Melissa Flores, board vice president for Fund Texas Choice, argued in an interview on Thursday that abortion itself is healthcare. Her group believes that bodily autonomy is a fundamental human right and Texans should be able to decide whether and when to have children.
Fund Texas Choice is a nonprofit organization that transports women to abortion clinics and provides other services. The group was formed in response to passage of Texas House Bill 2, which between 2013 and 2014 shuttered nearly three-quarters of about 40 clinics in Texas. The clinics served mostly rural and impoverished communities, which Flores said have been disproportionately impacted by recent decisions from Texas lawmakers. Fund Texas Choice has transported women to states like New Mexico and Colorado for abortion procedures.
Flores argued that what gets lost in the abortion discussion is that reproductive healthcare encompasses much more than just abortions.
“This is about access to all different types of healthcare services that Planned Parenthood offers, including preventive care and family planning,” she said. “Restricting access to any of these services hinders an individual’s ability to determine their own destiny or to participate in society in the ways in which they choose because they cannot exercise meaningful bodily autonomy.”
Flores’ comments came two days after Gov.
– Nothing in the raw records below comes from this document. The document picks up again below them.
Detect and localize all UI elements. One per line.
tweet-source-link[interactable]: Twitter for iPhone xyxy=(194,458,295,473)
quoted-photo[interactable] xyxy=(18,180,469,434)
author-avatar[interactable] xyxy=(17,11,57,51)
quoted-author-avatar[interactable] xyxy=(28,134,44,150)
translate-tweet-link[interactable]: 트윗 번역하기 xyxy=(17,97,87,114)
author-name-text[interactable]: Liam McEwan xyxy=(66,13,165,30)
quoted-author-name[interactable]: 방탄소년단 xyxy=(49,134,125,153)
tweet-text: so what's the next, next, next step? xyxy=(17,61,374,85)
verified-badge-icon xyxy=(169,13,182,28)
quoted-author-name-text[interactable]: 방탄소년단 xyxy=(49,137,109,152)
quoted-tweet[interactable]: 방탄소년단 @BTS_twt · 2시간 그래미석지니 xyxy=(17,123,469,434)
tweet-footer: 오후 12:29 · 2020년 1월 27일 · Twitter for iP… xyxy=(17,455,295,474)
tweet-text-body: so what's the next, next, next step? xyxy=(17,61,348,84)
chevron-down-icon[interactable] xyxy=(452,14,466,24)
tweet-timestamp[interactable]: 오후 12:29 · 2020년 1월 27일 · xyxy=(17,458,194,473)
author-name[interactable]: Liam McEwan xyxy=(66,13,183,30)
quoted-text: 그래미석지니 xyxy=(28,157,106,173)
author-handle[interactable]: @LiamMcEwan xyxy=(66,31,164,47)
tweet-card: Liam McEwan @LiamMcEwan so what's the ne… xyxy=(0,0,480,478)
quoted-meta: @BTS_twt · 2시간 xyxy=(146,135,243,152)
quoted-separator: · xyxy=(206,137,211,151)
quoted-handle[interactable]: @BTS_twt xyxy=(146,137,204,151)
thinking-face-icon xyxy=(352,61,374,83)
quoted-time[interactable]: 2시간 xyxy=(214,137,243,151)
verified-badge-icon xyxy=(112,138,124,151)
Greg Abbott signed into law HB-214, a piece of state legislation that limits insurance coverage for abortions by prohibiting insurers from requiring customers to pay for elective abortions through their insurance plans.
“As a firm believer in Texas values I am proud to sign legislation that ensures no Texan is ever required to pay for a procedure that ends the life of an unborn child,” Abbott said in a statement.
Flores argued Thursday that Texas is far more purple than the state legislature would have people believe, claiming that Republicans are more conservative than the districts they represent.
“Stories about Texas sometimes fail to mention that the state legislature continues to pass laws and regulations that are unconstitutional on their face, and therefore subject to challenges that will cost taxpayers millions of dollars,” she said.
She cited Whole Women’s Health v. Hellerstedt as an example. The Supreme Court ruled in June 2016 that House Bill 2 violated the Constitution by placing an unjustified burden on abortion access. Flores noted that the case cost Texas taxpayers more than $1 million.